Following exposure of 10⁸ cfu/mL of P. multocida to the maximum tissue drug concentration of the drugs tested, significant differences in kill rates between the drugs were not seen in the 30 min, 1 h, and 2 h following drug exposure (Table 4). Pradofloxacin killed 97.0%, 99.7%, and 99.99% of cells following 30 min, 4 h, and 24 h of drug exposure; for enrofloxacin, those values were 62.9%, 94.7%, and 97.1%. Maximal killing (47.6%) in the presence of florfenicol occurred following 24 h of drug exposure. Growth occurred at all time points in the presence of tulathromycin. Maximal killing (3.4%) in the presence of tildipirosin occurred following 24 h of drug exposure. Ceftiofur killed 32.9%, 78.1%, and 93.5% of cells following 30 min, 4 h, and 24 h of drug exposure. Following 4 h of drug exposure, pradofloxacin (3.1 log₁₀, 99.7% kill) killed more cells than tildipirosin (growth, p = 0.0313). Following 12 h of drug exposure, enrofloxacin (2.7 log₁₀, 97.7% kill) killed more cells than tulathromycin (growth, p = 0.0294) and pradofloxacin (3.6 log₁₀, 99.9% kill) killed more cells than tildipirosin (growth, p = 0.0019) and tulathromycin (p = 0.0001). Pradofloxacin killed more cells than florfenicol (growth, p = 0.0144). Following 24 h of drug exposure, pradofloxacin (4.5 log₁₀, 99.99% kill) killed more cells than ceftiofur (1.2 log₁₀, 93.5% kill, p = 0.0066), florfenicol (0.2 log₁₀, 47.6% kill, p = 0.0001), tildipirosin (0.1 log₁₀, 3.4% kill, p < 0.0001), and tulathromycin (growth, p < 0.0001). Enrofloxacin (2.9 log₁₀, 97.1% kill) killed more cells than tulathromycin (p = 0.0095). Statistically significant differences were seen for treatment, time, and treatment by time (p values from 0.0037–<0.0001) for all comparisons.

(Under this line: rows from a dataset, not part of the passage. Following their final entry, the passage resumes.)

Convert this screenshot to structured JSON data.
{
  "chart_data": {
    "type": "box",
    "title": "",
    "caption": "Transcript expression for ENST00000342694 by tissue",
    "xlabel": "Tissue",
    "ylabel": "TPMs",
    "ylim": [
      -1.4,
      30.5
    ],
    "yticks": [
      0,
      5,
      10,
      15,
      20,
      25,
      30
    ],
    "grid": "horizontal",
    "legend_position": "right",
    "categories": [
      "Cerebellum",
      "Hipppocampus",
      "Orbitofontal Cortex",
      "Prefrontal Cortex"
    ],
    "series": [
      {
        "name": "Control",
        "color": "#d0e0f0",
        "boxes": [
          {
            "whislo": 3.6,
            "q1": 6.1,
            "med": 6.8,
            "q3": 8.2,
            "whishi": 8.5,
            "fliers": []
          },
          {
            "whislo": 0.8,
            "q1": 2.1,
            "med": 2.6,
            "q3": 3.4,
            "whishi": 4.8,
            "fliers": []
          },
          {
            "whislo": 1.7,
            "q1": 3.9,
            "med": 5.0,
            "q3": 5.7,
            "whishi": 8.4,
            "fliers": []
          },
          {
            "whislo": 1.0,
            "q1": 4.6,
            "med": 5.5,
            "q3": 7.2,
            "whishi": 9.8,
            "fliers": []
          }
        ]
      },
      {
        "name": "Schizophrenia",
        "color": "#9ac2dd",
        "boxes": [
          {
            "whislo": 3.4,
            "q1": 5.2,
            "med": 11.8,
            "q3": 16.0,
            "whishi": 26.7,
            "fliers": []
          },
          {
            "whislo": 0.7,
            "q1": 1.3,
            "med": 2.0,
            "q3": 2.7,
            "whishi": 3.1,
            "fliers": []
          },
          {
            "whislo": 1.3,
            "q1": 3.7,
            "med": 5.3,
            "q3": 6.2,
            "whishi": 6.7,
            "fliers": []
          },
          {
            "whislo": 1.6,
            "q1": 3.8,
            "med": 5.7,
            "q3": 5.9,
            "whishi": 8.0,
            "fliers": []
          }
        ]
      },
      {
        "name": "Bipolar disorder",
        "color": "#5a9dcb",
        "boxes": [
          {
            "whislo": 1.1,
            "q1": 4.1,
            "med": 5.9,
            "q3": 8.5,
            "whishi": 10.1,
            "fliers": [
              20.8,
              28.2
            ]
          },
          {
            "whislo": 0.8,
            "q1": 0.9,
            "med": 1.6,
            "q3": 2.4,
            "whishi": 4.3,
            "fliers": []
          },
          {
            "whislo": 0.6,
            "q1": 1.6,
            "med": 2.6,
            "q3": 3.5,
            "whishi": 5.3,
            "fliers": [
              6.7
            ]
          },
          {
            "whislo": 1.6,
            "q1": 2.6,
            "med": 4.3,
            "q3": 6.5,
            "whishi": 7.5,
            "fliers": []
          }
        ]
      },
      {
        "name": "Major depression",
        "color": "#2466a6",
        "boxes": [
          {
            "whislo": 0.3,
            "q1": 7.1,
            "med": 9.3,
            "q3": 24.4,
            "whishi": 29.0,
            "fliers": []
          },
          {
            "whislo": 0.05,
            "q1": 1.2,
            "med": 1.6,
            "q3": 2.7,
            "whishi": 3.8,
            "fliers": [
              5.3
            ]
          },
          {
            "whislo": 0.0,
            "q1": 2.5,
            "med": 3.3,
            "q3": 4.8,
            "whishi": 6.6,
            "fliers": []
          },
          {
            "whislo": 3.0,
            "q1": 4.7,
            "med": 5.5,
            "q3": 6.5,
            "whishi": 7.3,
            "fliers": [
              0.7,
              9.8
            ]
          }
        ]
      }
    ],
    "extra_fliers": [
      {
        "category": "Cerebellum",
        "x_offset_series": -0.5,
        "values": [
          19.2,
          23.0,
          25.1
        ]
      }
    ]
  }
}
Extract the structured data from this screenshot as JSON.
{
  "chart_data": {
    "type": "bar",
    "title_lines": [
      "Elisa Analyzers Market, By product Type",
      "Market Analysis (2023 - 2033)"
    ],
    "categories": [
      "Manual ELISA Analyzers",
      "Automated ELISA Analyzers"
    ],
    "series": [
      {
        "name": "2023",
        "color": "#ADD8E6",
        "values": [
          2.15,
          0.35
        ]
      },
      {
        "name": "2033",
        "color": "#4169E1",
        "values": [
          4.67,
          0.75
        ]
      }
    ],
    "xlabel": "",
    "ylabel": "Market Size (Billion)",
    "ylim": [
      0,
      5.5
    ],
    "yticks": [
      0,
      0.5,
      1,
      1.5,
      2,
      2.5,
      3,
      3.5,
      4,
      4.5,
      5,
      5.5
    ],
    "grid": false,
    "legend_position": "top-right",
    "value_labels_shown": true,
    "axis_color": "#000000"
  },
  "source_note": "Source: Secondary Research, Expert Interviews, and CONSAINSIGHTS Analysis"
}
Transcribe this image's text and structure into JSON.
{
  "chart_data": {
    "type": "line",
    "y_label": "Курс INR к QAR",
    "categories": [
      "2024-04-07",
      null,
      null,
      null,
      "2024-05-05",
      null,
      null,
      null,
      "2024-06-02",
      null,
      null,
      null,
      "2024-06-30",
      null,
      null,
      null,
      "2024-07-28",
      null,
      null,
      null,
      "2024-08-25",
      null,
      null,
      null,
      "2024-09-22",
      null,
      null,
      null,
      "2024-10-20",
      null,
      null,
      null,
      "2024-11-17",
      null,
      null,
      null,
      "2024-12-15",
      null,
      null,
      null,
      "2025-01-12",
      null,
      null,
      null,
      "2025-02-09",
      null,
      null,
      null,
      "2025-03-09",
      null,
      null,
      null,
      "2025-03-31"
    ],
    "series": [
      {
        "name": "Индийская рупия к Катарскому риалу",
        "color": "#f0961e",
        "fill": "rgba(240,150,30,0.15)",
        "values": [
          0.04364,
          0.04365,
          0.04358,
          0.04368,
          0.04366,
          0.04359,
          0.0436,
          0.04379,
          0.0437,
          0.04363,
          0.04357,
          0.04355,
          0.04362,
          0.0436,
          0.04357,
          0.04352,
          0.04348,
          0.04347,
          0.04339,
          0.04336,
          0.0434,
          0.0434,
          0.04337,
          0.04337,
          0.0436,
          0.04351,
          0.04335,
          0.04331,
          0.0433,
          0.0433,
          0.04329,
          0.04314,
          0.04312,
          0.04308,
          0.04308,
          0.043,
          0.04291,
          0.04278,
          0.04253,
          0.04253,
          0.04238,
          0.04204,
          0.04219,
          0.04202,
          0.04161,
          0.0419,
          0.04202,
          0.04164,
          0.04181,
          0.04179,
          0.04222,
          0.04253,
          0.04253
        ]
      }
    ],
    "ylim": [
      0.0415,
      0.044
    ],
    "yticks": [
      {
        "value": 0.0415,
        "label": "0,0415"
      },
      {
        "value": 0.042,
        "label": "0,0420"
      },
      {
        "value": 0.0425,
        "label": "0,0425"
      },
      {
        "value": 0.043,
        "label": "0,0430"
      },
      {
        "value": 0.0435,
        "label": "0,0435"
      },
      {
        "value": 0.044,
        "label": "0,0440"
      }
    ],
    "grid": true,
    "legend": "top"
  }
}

Following exposure of 10⁹ cfu/mL of P. multocida to the maximum tissue drug concentration of the drugs tested, statistically significant kill rates were not seen between the drugs following 30 min, 1, 2, 4, 6, and 12 h of drug exposure (Table 5). Pradofloxacin killed 73.6%, 94.2%, and 99.9% of cells following 30 min, 4 h, and 24 h of drug exposure; for enrofloxacin, those values were 36.9%, 62.1%, and 96.2%; for ceftiofur, those values were 4.5%, 13.7%, and 89.9%. Maximal killing (57.7%) in the presence of florfenicol occurred following 24 h of drug exposure. Minimal killing (4.4–14.9%) in the presence of tildipirosin and tulathromycin occurred following 30 min to 2 h following drug exposure, but growth occurred at all other time points for both drugs. Following 24 h of drug exposure, pradofloxacin (5.5 log₁₀, 99.9% kill) killed more cells than ceftiofur (1.1 log₁₀, 89.9% kill, p = 0.0004), enrofloxacin (1.6 log₁₀, 96.2% kill, p = 0.0019), florfenicol (0.5 log₁₀, 57.7% kill, p < 0.0001), tildipirosin (growth, p < 0.0001), and tulathromycin (growth, p < 0.0001). Statistically significant differences were seen for treatment, time, and treatment by time (p values from 0.0156–<0.0063) for all comparisons.